Drum & bugle corps are independent, not-for-profit youth groups that are comprised of musical athletes aged 14-21. Each corps includes 150 youth playing brass, percussion and color guard (dancers). These musical athletes tour the country throughout the summer, sleeping in school gyms and competing against other youth drum & bugle corps.
The musical athleticism in drum & bugle corps, rivals the levels achieved by top Olympians. Participants are considered to be “the example” to bands throughout the world.
The variety of styles performed at a DATW event are as diverse as music itself. Over the course of the evening you are likely to hear jazz, pop, swing, classical, show tunes, symphonic and even, yes, marches. Most performances run between 10 and 11 minutes.
What is the difference between a marching band and drum & bugle corps?
Drum & bugle corps are their own main attraction and tend to focus on drawing the audience into the performance. Marching bands, on the other hand, tend to augment a sporting event or other activity. Another noteworthy difference is that drum & bugle corps do not have woodwinds/reed instruments as marching bands do.

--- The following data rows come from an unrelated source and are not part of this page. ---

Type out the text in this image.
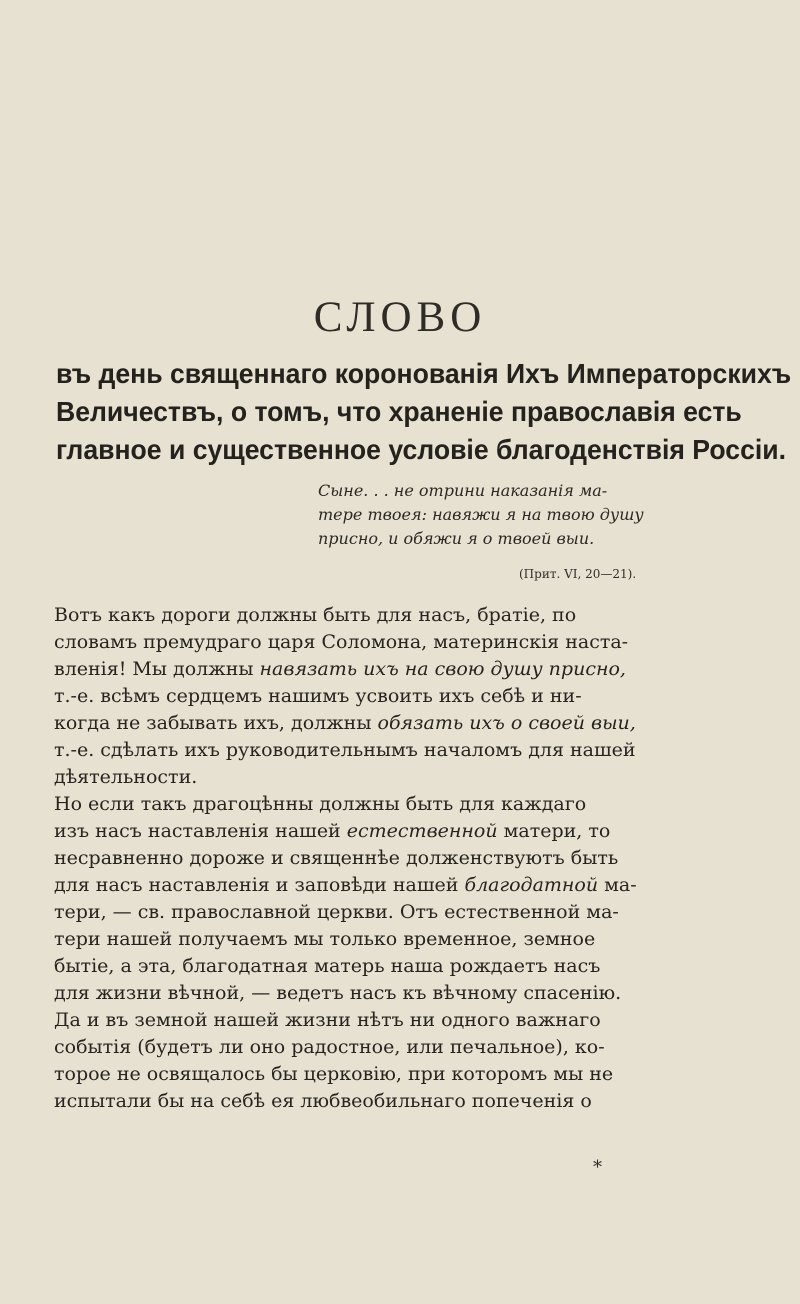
СЛОВО
въ день священнаго коронованія Ихъ Императорскихъ
Величествъ, о томъ, что храненіе православія есть
главное и существенное условіе благоденствія Россіи.
Сыне. . . не отрини наказанія ма-
тере твоея: навяжи я на твою душу
присно, и обяжи я о твоей выи.
(Прит. VI, 20—21).
Вотъ какъ дороги должны быть для насъ, братіе, по
словамъ премудраго царя Соломона, материнскія наста-
вленія! Мы должны навязать ихъ на свою душу присно,
т.-е. всѣмъ сердцемъ нашимъ усвоить ихъ себѣ и ни-
когда не забывать ихъ, должны обязать ихъ о своей выи,
т.-е. сдѣлать ихъ руководительнымъ началомъ для нашей
дѣятельности.
Но если такъ драгоцѣнны должны быть для каждаго
изъ насъ наставленія нашей естественной матери, то
несравненно дороже и священнѣе долженствуютъ быть
для насъ наставленія и заповѣди нашей благодатной ма-
тери, — св. православной церкви. Отъ естественной ма-
тери нашей получаемъ мы только временное, земное
бытіе, а эта, благодатная матерь наша рождаетъ насъ
для жизни вѣчной, — ведетъ насъ къ вѣчному спасенію.
Да и въ земной нашей жизни нѣтъ ни одного важнаго
событія (будетъ ли оно радостное, или печальное), ко-
торое не освящалось бы церковію, при которомъ мы не
испытали бы на себѣ ея любвеобильнаго попеченія о
*
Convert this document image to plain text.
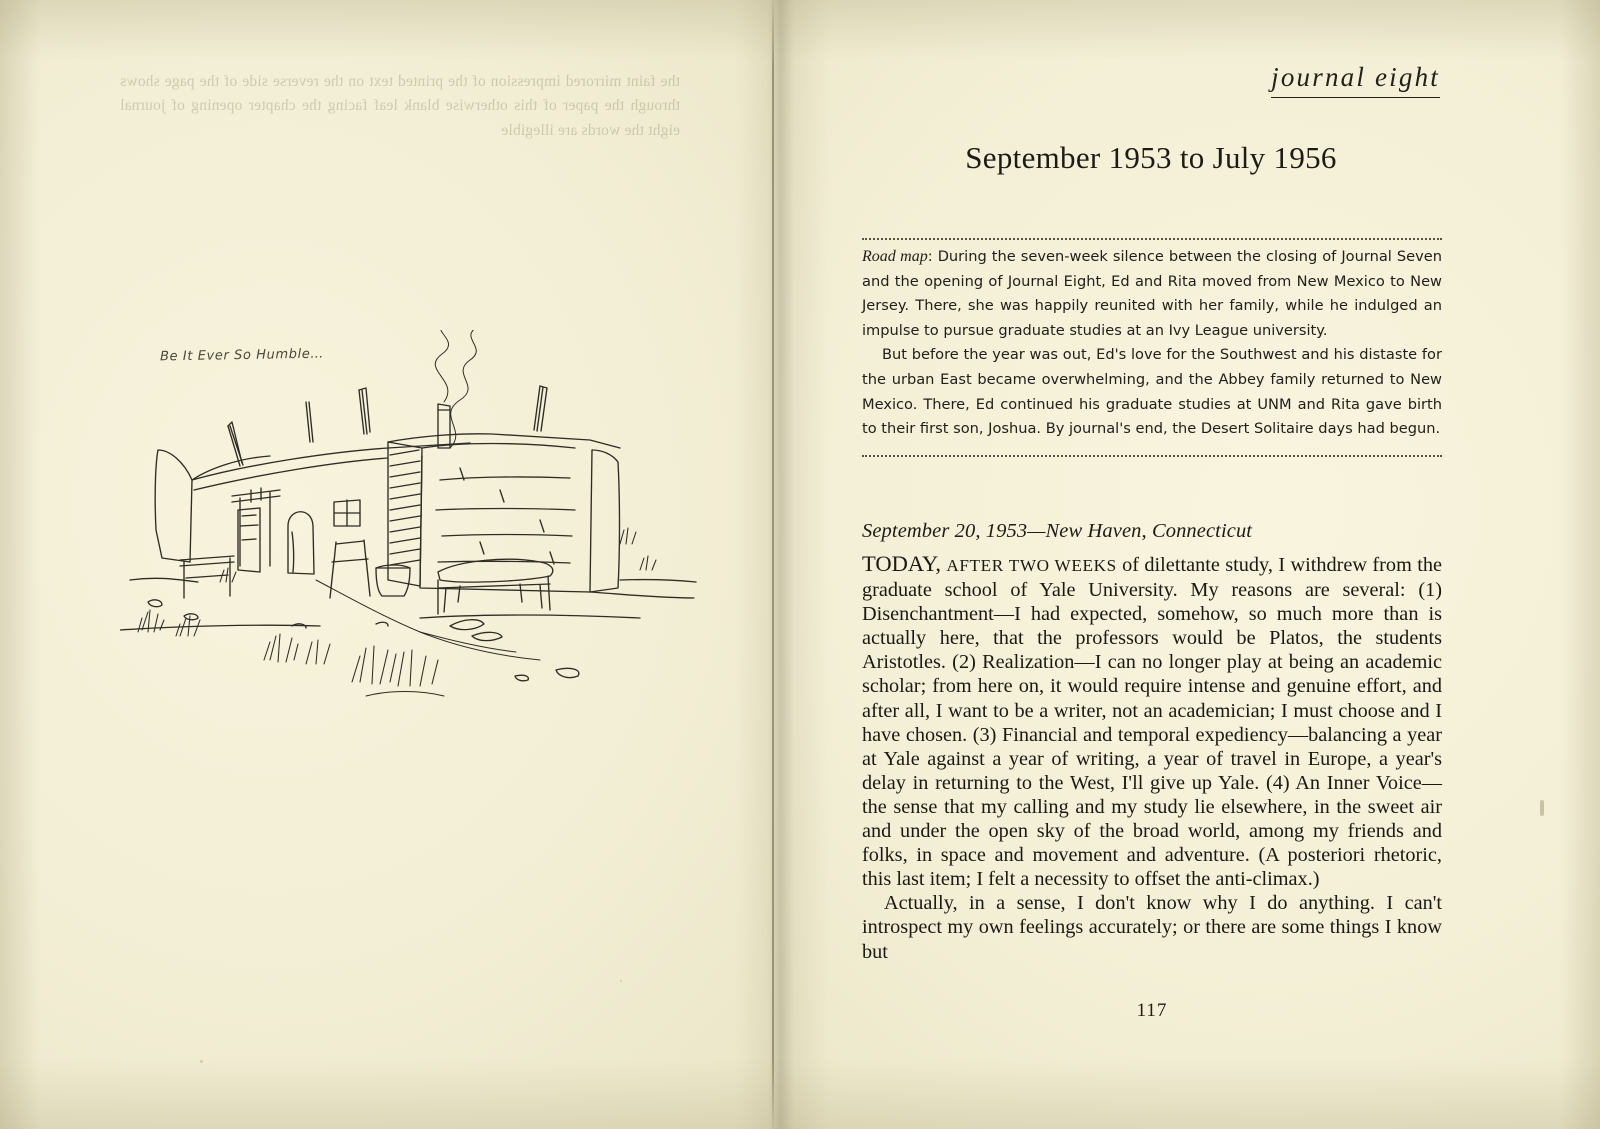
the faint mirrored impression of the printed text on the reverse side of the page shows through the paper of this otherwise blank leaf facing the chapter opening of journal eight the words are illegible
Be It Ever So Humble…
journal eight
September 1953 to July 1956

Road map: During the seven-week silence between the closing of Journal Seven and the opening of Journal Eight, Ed and Rita moved from New Mexico to New Jersey. There, she was happily reunited with her family, while he indulged an impulse to pursue graduate studies at an Ivy League university.

But before the year was out, Ed's love for the Southwest and his distaste for the urban East became overwhelming, and the Abbey family returned to New Mexico. There, Ed continued his graduate studies at UNM and Rita gave birth to their first son, Joshua. By journal's end, the Desert Solitaire days had begun.

September 20, 1953—New Haven, Connecticut

TODAY, AFTER TWO WEEKS of dilettante study, I withdrew from the graduate school of Yale University. My reasons are several: (1) Disenchantment—I had expected, somehow, so much more than is actually here, that the professors would be Platos, the students Aristotles. (2) Realization—I can no longer play at being an academic scholar; from here on, it would require intense and genuine effort, and after all, I want to be a writer, not an academician; I must choose and I have chosen. (3) Financial and temporal expediency—balancing a year at Yale against a year of writing, a year of travel in Europe, a year's delay in returning to the West, I'll give up Yale. (4) An Inner Voice—the sense that my calling and my study lie elsewhere, in the sweet air and under the open sky of the broad world, among my friends and folks, in space and movement and adventure. (A posteriori rhetoric, this last item; I felt a necessity to offset the anti-climax.)

Actually, in a sense, I don't know why I do anything. I can't introspect my own feelings accurately; or there are some things I know but

117
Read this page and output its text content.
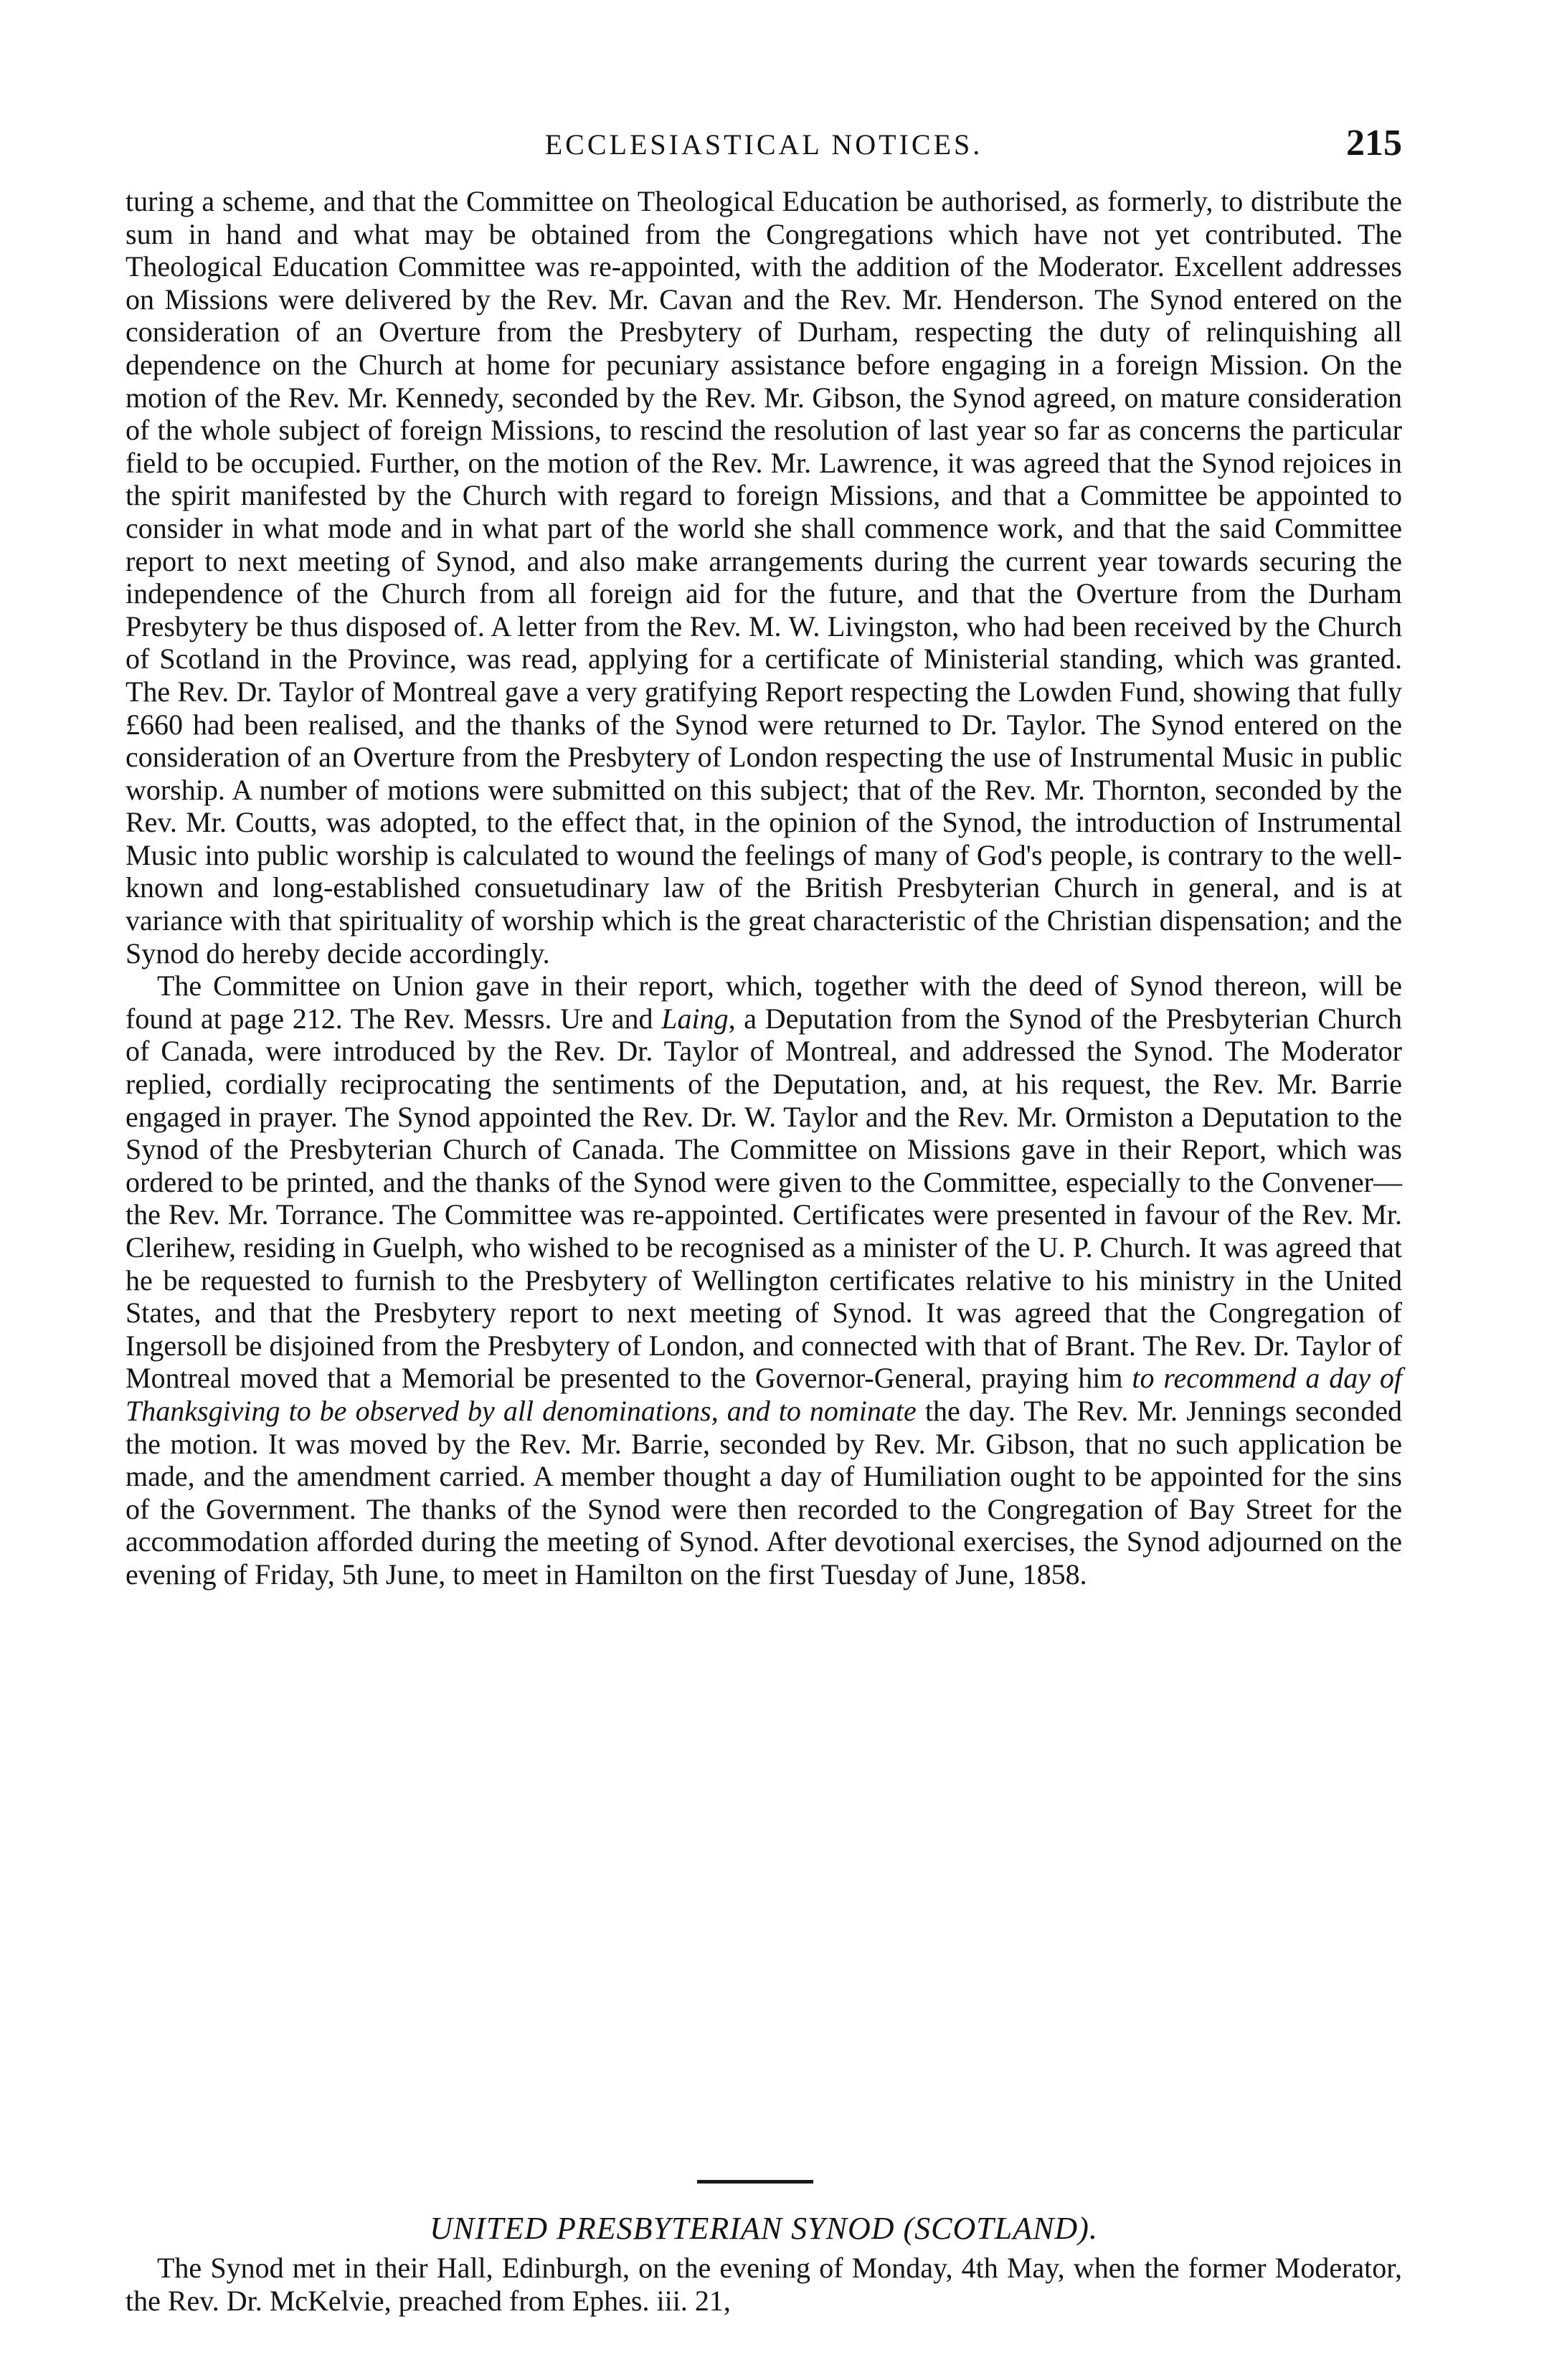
ECCLESIASTICAL NOTICES.	215

turing a scheme, and that the Committee on Theological Education be authorised, as formerly, to distribute the sum in hand and what may be obtained from the Congregations which have not yet contributed. The Theological Education Committee was re-appointed, with the addition of the Moderator. Excellent addresses on Missions were delivered by the Rev. Mr. Cavan and the Rev. Mr. Henderson. The Synod entered on the consideration of an Overture from the Presbytery of Durham, respecting the duty of relinquishing all dependence on the Church at home for pecuniary assistance before engaging in a foreign Mission. On the motion of the Rev. Mr. Kennedy, seconded by the Rev. Mr. Gibson, the Synod agreed, on mature consideration of the whole subject of foreign Missions, to rescind the resolution of last year so far as concerns the particular field to be occupied. Further, on the motion of the Rev. Mr. Lawrence, it was agreed that the Synod rejoices in the spirit manifested by the Church with regard to foreign Missions, and that a Committee be appointed to consider in what mode and in what part of the world she shall commence work, and that the said Committee report to next meeting of Synod, and also make arrangements during the current year towards securing the independence of the Church from all foreign aid for the future, and that the Overture from the Durham Presbytery be thus disposed of. A letter from the Rev. M. W. Livingston, who had been received by the Church of Scotland in the Province, was read, applying for a certificate of Ministerial standing, which was granted. The Rev. Dr. Taylor of Montreal gave a very gratifying Report respecting the Lowden Fund, showing that fully £660 had been realised, and the thanks of the Synod were returned to Dr. Taylor. The Synod entered on the consideration of an Overture from the Presbytery of London respecting the use of Instrumental Music in public worship. A number of motions were submitted on this subject; that of the Rev. Mr. Thornton, seconded by the Rev. Mr. Coutts, was adopted, to the effect that, in the opinion of the Synod, the introduction of Instrumental Music into public worship is calculated to wound the feelings of many of God's people, is contrary to the well-known and long-established consuetudinary law of the British Presbyterian Church in general, and is at variance with that spirituality of worship which is the great characteristic of the Christian dispensation; and the Synod do hereby decide accordingly.

The Committee on Union gave in their report, which, together with the deed of Synod thereon, will be found at page 212. The Rev. Messrs. Ure and Laing, a Deputation from the Synod of the Presbyterian Church of Canada, were introduced by the Rev. Dr. Taylor of Montreal, and addressed the Synod. The Moderator replied, cordially reciprocating the sentiments of the Deputation, and, at his request, the Rev. Mr. Barrie engaged in prayer. The Synod appointed the Rev. Dr. W. Taylor and the Rev. Mr. Ormiston a Deputation to the Synod of the Presbyterian Church of Canada. The Committee on Missions gave in their Report, which was ordered to be printed, and the thanks of the Synod were given to the Committee, especially to the Convener—the Rev. Mr. Torrance. The Committee was re-appointed. Certificates were presented in favour of the Rev. Mr. Clerihew, residing in Guelph, who wished to be recognised as a minister of the U. P. Church. It was agreed that he be requested to furnish to the Presbytery of Wellington certificates relative to his ministry in the United States, and that the Presbytery report to next meeting of Synod. It was agreed that the Congregation of Ingersoll be disjoined from the Presbytery of London, and connected with that of Brant. The Rev. Dr. Taylor of Montreal moved that a Memorial be presented to the Governor-General, praying him to recommend a day of Thanksgiving to be observed by all denominations, and to nominate the day. The Rev. Mr. Jennings seconded the motion. It was moved by the Rev. Mr. Barrie, seconded by Rev. Mr. Gibson, that no such application be made, and the amendment carried. A member thought a day of Humiliation ought to be appointed for the sins of the Government. The thanks of the Synod were then recorded to the Congregation of Bay Street for the accommodation afforded during the meeting of Synod. After devotional exercises, the Synod adjourned on the evening of Friday, 5th June, to meet in Hamilton on the first Tuesday of June, 1858.

UNITED PRESBYTERIAN SYNOD (SCOTLAND).

The Synod met in their Hall, Edinburgh, on the evening of Monday, 4th May, when the former Moderator, the Rev. Dr. McKelvie, preached from Ephes. iii. 21,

Drum Corps International (DCI)
From modest beginnings more than three decades ago, Drum Corps International (DCI) has developed into a powerful, nonprofit, global youth activity with far-reaching artistic, educational and organizational influence. Through the annual DCI Tour and more than 35 World Championships in 17 North American cities, Drum Corps International provides entertainment to millions through live performances and nationally-televised events. Drum Corps International is Marching Music’s Major League™.